GOSPEL | JOHN 4:31-38

31 Meanwhile the disciples were urging him, “Rabbi, eat something.”  32 But he said to them, “I have food to eat that you do not know about.”  33 So the disciples said to one another, “Surely no one has brought him something to eat?”  34 Jesus said to them, “My food is to do the will of him who sent me and to complete his work.  35 Do you not say, ‘Four months more, then comes the harvest’? But I tell you, look around you, and see how the fields are ripe for harvesting.  36 The reaper is already receiving wages and is gathering fruit for eternal life, so that sower and reaper may rejoice together.  37 For here the saying holds true, ‘One sows and another reaps.’  38 I sent you to reap that for which you did not labor. Others have labored, and you have entered into their labor.”

This morning I woke up ready. It’s been a long time since the morning has come with the energy to face it, and on a Monday no less! All of the Lenten talk about my own sinful, lazy inertia has made me sick of my soul’s recent couch-sitting lethargy. My putting on a denim work shirt and stepping out into the sunshine helped, obviously.

Today’s passage stirs this readiness and energy within me: “My food is to do the will of him who sent me and to complete his work” (v.34). Meaningful, purposed work is sustaining and healthy. In fact, I am hungry for a growing sense in how the work I do is its own fuel, is a source of self-sustaining motivation for me.

But this passage does not tell me to go out and do just anything. Nor does Jesus tell me to go find what “fits” my temperament or gifts or passions or whatever. Neither does he invite me into that mythic sweet spot “where [my] deep gladness and the world’s deep hunger meet” (even though I do think this is good advice for discerning calling). No, Jesus’ “food” is not simply his satisfaction in his personal vocation, but in doing his Father’s work.

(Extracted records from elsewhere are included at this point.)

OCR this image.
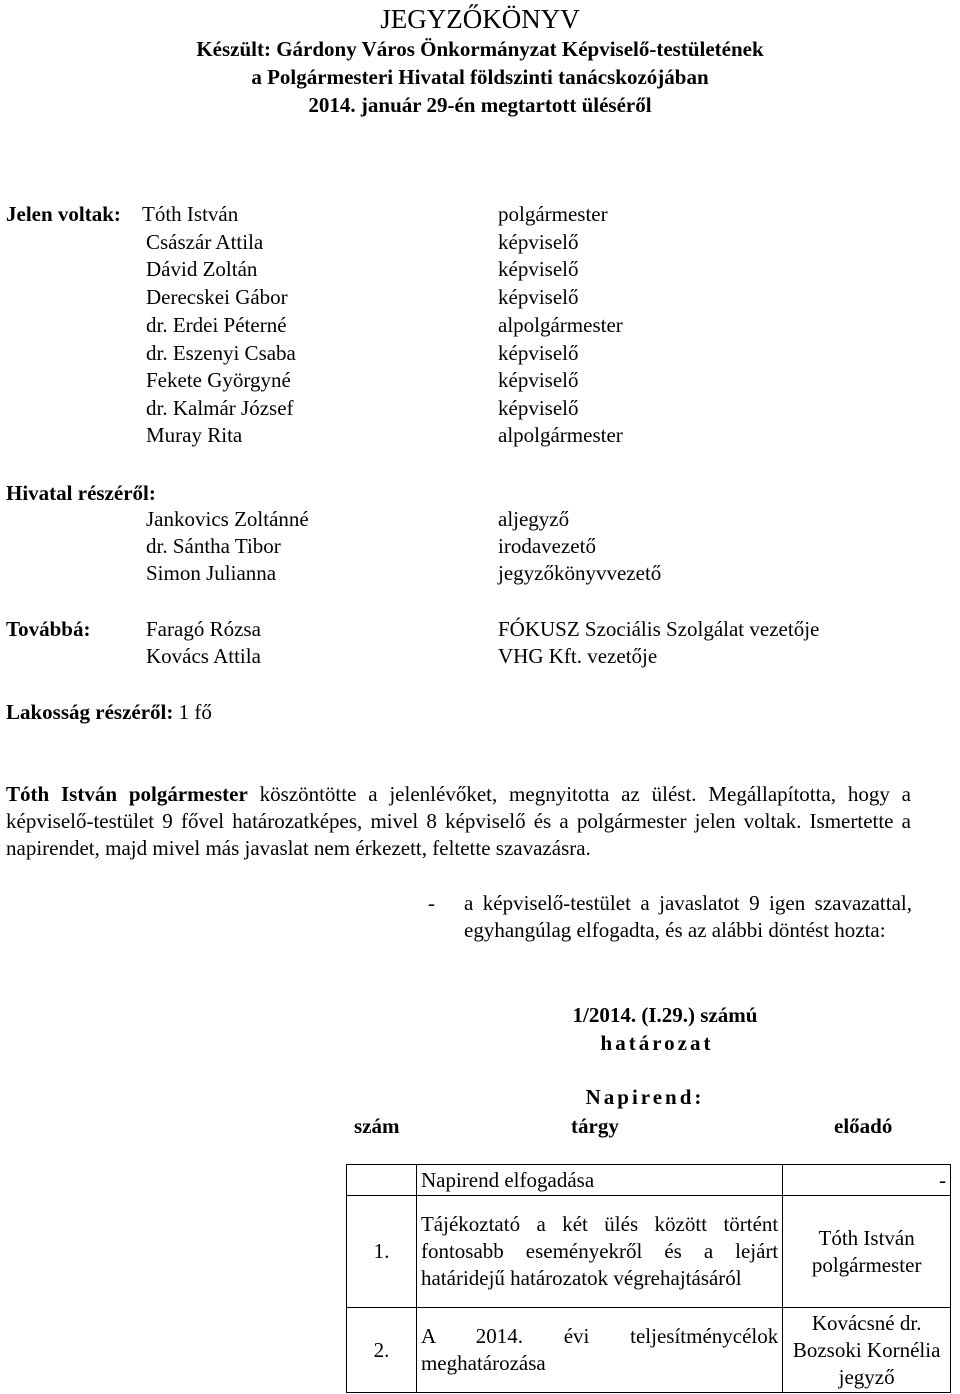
JEGYZŐKÖNYV
Készült: Gárdony Város Önkormányzat Képviselő-testületének
a Polgármesteri Hivatal földszinti tanácskozójában
2014. január 29-én megtartott üléséről
Jelen voltak: Tóth István	polgármester
Császár Attila	képviselő
Dávid Zoltán	képviselő
Derecskei Gábor	képviselő
dr. Erdei Péterné	alpolgármester
dr. Eszenyi Csaba	képviselő
Fekete Györgyné	képviselő
dr. Kalmár József	képviselő
Muray Rita	alpolgármester
Hivatal részéről:
Jankovics Zoltánné	aljegyző
dr. Sántha Tibor	irodavezető
Simon Julianna	jegyzőkönyvvezető
Továbbá:	Faragó Rózsa	FÓKUSZ Szociális Szolgálat vezetője
Kovács Attila	VHG Kft. vezetője
Lakosság részéről: 1 fő
Tóth István polgármester köszöntötte a jelenlévőket, megnyitotta az ülést. Megállapította, hogy a képviselő-testület 9 fővel határozatképes, mivel 8 képviselő és a polgármester jelen voltak. Ismertette a napirendet, majd mivel más javaslat nem érkezett, feltette szavazásra.
- a képviselő-testület a javaslatot 9 igen szavazattal, egyhangúlag elfogadta, és az alábbi döntést hozta:
1/2014. (I.29.) számú
határozat
Napirend:
szám	tárgy	előadó
	Napirend elfogadása	-
1.	Tájékoztató a két ülés között történt fontosabb eseményekről és a lejárt határidejű határozatok végrehajtásáról	Tóth István polgármester
2.	A 2014. évi teljesítménycélok meghatározása	Kovácsné dr. Bozsoki Kornélia jegyző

What is more, Jesus asks us to find ourselves in this same kind of shared, derived vocation: “Others have labored, and you have entered into their labor” (v.38). I may find some satisfaction in the renewed vitality of today, but it ultimately won’t last (if my past has any bearing on my future), and when I find the tide of ennui and lethargy coming in as my motivation ebbs, I will need something more than the shifting sands of my forming vocation to build on. I need the solid rock of God’s effective activity to stand on.